Sangerville

Opponents of Maine’s ranked-choice voting system try new tactic after past failures in court

AUGUSTA  — Those making a fourth legal challenge in just over two years to Maine’s ranked-choice voting system are using a new lens of equity, but they will have to convince a federal judge that fundamentals have shifted since he tossed a similar suit in 2018.

 

The new lawsuit — filed in federal court on July 22 — argues that the system effectively disenfranchises voters who do not rank a second choice, either because they are confused or do not want to.

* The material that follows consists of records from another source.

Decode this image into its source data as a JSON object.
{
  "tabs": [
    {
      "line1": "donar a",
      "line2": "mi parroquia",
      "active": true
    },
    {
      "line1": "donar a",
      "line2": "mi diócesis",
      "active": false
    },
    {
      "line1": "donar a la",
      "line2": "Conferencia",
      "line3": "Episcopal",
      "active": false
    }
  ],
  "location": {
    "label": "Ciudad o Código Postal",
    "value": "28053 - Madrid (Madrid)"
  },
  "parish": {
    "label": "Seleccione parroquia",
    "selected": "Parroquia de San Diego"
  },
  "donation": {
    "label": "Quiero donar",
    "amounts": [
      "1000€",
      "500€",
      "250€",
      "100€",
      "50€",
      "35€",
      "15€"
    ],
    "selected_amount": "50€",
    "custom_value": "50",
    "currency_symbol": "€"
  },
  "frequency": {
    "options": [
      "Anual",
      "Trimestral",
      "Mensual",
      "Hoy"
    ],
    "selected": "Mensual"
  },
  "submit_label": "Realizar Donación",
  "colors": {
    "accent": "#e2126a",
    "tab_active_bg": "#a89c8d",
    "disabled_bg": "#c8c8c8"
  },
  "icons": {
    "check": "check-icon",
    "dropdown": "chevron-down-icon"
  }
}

It mirrors other unsuccessful ranked choice challenges, but contends that exhausted ballots disproportionately affect older voters and those with lower levels of education.

 

It will now go before U.S. District Court Judge Lance E. Walker, a 1990 graduate of Foxcroft Academy who is the same judge who upheld the ranked-choice system after a challenge from former U.S. Rep. Bruce Poliquin in 2018. In the past two years, courts have upheld Maine’s use of the method, though the Legislature reined in a law approved by voters in 2016 after the state’s high court said it was partially unconstitutional.

 

Support for ranked-choice voting in Maine has generally fallen along partisan lines, with a 2018 exit poll finding that 81 percent of Democrats wanted to expand its use while 72 percent of Republicans wanted to stop using it. In a poll of the 2nd District earlier this year, the majority of Republicans said they did not plan to utilize ranked-choice voting in the party’s congressional primary, though a majority of them ranked at least two candidates.

 

The new lawsuit on behalf of four plaintiffs reiterates arguments Republicans have made against the method, including that the winner may still end up with a plurality — not a majority — of the original ballots cast since some ballots are exhausted when voters do not rank a second choice. That was the case when Poliquin lost in 2018 to U.S. Rep. Jared Golden, a Democrat from the 2nd District.

 

But citing analysis from a Princeton University professor, the plaintiffs note that the majority of voters did not rank as many candidates as there were options on the 2018 ballot. It argues that towns with higher shares of older voters and those without college degrees are more likely to truncate ballots.

 

The suit argues that the age-related disparities violate the 26th Amendment, which protects citizens from having voting rights abridged, and that forcing voters to rank candidates or risk their ballot exhaustion before the final round violates rights to free speech and equal protection.

 

These arguments might have an uphill battle before Walker given ranked-choice voting’s past success in court. Rick Pildes, a professor at the New York University School of Law who has written about ranked-choice voting, noted that all voters — regardless of age — had the same opportunity to rank candidates. 

 

He said the notion that some voters are confused has not generally been grounds to deem a law unconstitutional.

 

“In all systems of voting, some voters might choose not to exercise all the votes they have,” Pildes said. “But that has never made a voting system a violation of the U.S. Constitution.”

 

In 2018, Walker was skeptical of Poliquin’s argument that voters not indicating a second or third choice was a sign of disenfranchisement. In his ruling, he also noted that arguing that a portion of voters could not understand ranked-choice voting was similar to arguments advanced in order to deny voting rights to women and minorities and “falls short of constitutional impropriety.”

 

Ranked-choice laws in other states have also generally been upheld in the face of similar challenges. In San Francisco, which adopted ranked-choice voting for local elections in 2002, the city faced a challenge over a provision that only let voters rank up to three choices regardless of the number of candidates, with plaintiffs arguing that voters were deprived of their rights when their ballots were exhausted after three rounds.

 

But a federal judge sided against the plaintiffs in that case, allowing the law to remain. A federal appeals court later upheld the ruling, saying the burdens imposed by the city’s ranked-choice system on voters’ rights were “minimal at best.”

 

Other unsuccessful challenges to ranked-choice voting in Maine have largely been on administrative grounds. After the Maine Supreme Judicial Court issued an advisory opinion in 2017 saying that ranked-choice seemed to be unconstitutional for state general election races, Republicans in the Maine Senate sued to challenge whether Secretary of State Matt Dunlap could use unallocated funds to administer the new system.

 

The state’s highest court ruled in Dunlap’s favor in the spring of 2018. Shortly thereafter, the Maine Republican Party sued in federal court arguing that they should not be required to use ranked-choice voting in party primaries. That suit failed as well.